Deva's back
“It’s wonderful coming back, I feel I can breathe again. In the aeroplane on the way back I was looking up at the sky and I could feel the weight lifting off my shoulders. I had a little tear in my eye,” she says.
Mahal’s visiting from New York, where she’s been living since 2007. She’s catching up with her family, who all live in Wellington, and touring a new EP from her band Fredricks Brown – Out of the Rain.
“I left for New York with the idea that I could try to immerse myself in the music scene in the US. My father always told me to surround myself with people who are greater than yourself and while I did have that in New Zealand, I’d just been here so long. I wanted to put my feet in a different ocean and see if I sank or swam.”
Mahal’s father is Grammy Award-winning blues musician Taj Mahal. Her brother is Imon Starr, the charismatic ex-Rhombus frontman who now heads intergalactic local band Olmecha Supreme. With such an impressive musical lineage, was there pressure to head into music?
“Music was just something we did as a family. As I get older and more acquainted with what my father’s done in his 40-year career, I get to thinking ‘God, I haven’t even touched what he’d done by 19’. But it’s not pressure; it’s an understanding of the commitment needed to get the result I’m looking for - to get to a place where I can create something of my own spirit and mind that sustains my life.”
Fredricks Brown fuse soul, jazz and something very groovy with great originality, and it’s all tied together with Mahal’s voice, reminiscent of India Arie and Lauryn Hill, while retaining its own sound.
All three key band members are ex-patriate New Zealanders, but the band began in New York when Mahal ran into old friend and keyboard player Stephanie Brown.

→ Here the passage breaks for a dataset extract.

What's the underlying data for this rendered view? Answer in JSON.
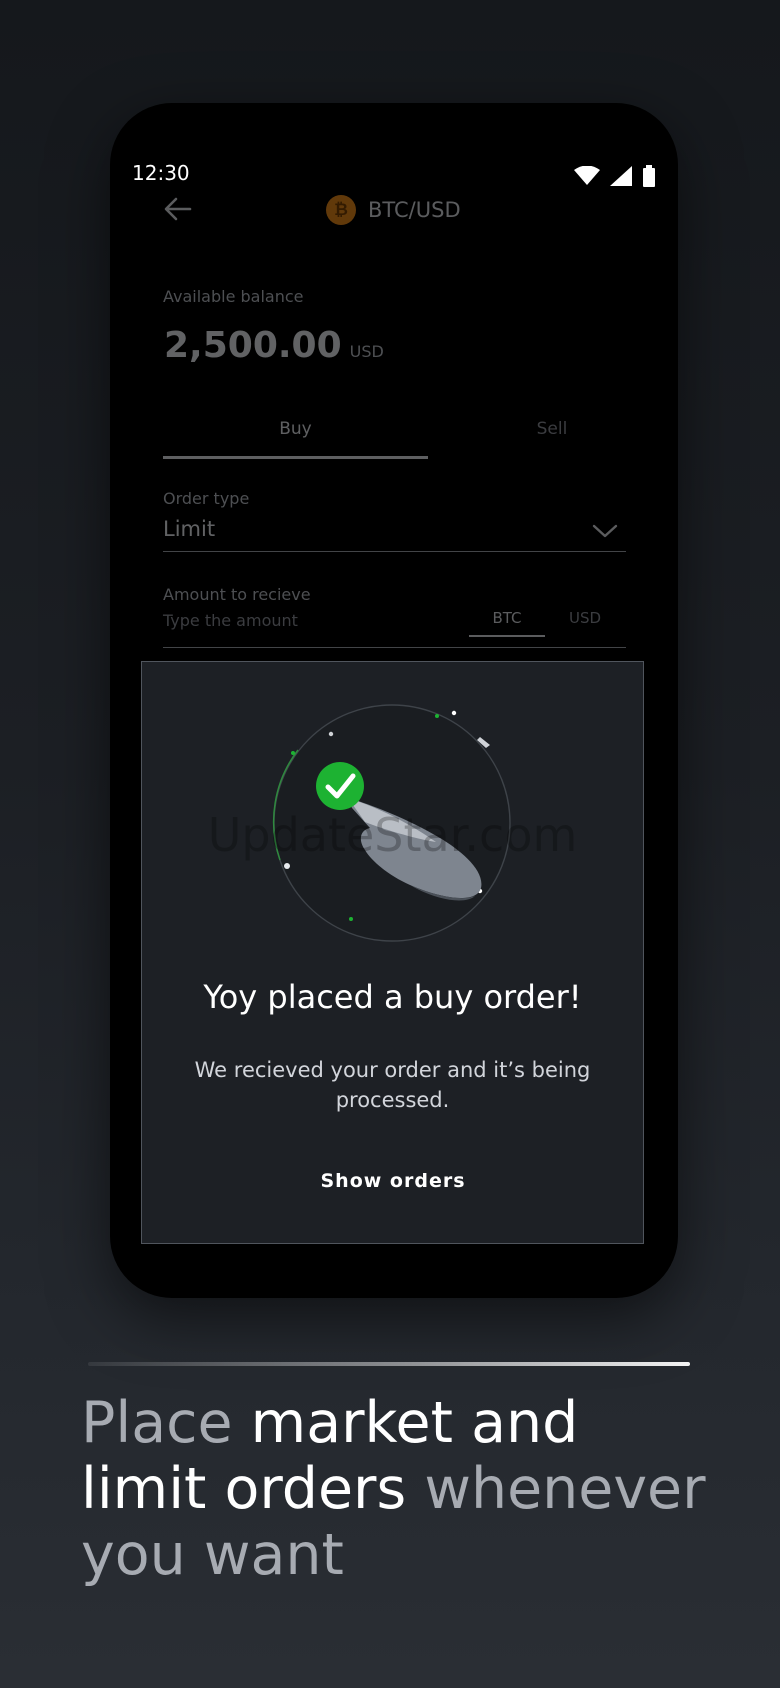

The two had performed together before, and all it took was one meeting to rekindle their musical connection.
“Right away we started making music any way we possibly could.”
In 2009, the duo became a trio with the addition of trumpet player Michael Taylor.
Taylor joined the group on stage a few times, then Mahal and Brown discovered he “kind of” played guitar.
“It was all very ‘Wellington’. Everyone plays a bit of something here, it’s the DIY attitude in us.”
With guitar, keys and vocals the trio was complete.
“It started feeling like a family. We got on the road and it became apparent that we were definitely a triad.”
Mahal returns to New York soon.
“It’s a very self-focused place and it makes you look over every aspect of yourself with a fine-toothed comb - and I’m a Capricorn so I’m already self-critical,” she laughs.
“When I arrived there it was with a fresh, wide-eyed view. Within a year you begin to feel the weight of the city - one minute you’re ready to leave and the next something happens that could only happen there.”
Playing Yoko Ono’s recent birthday tribute to John Lennon at the Beacon Theatre, Cyndi Lauper and Patti Smith turned up to watch the band soundcheck.
“That gets the adrenaline pumping beyond belief. In New York you’re living with the people you idolise, and because you train and walk everywhere the people who live there are forced to interact. It’s invaluable.”
Is the United States home now?
“Home is the people and the experiences around me, and where my family is. I like to say I’m a citizen of the world. It sounds orbital and flaky, but that’s where I’m at at the moment.”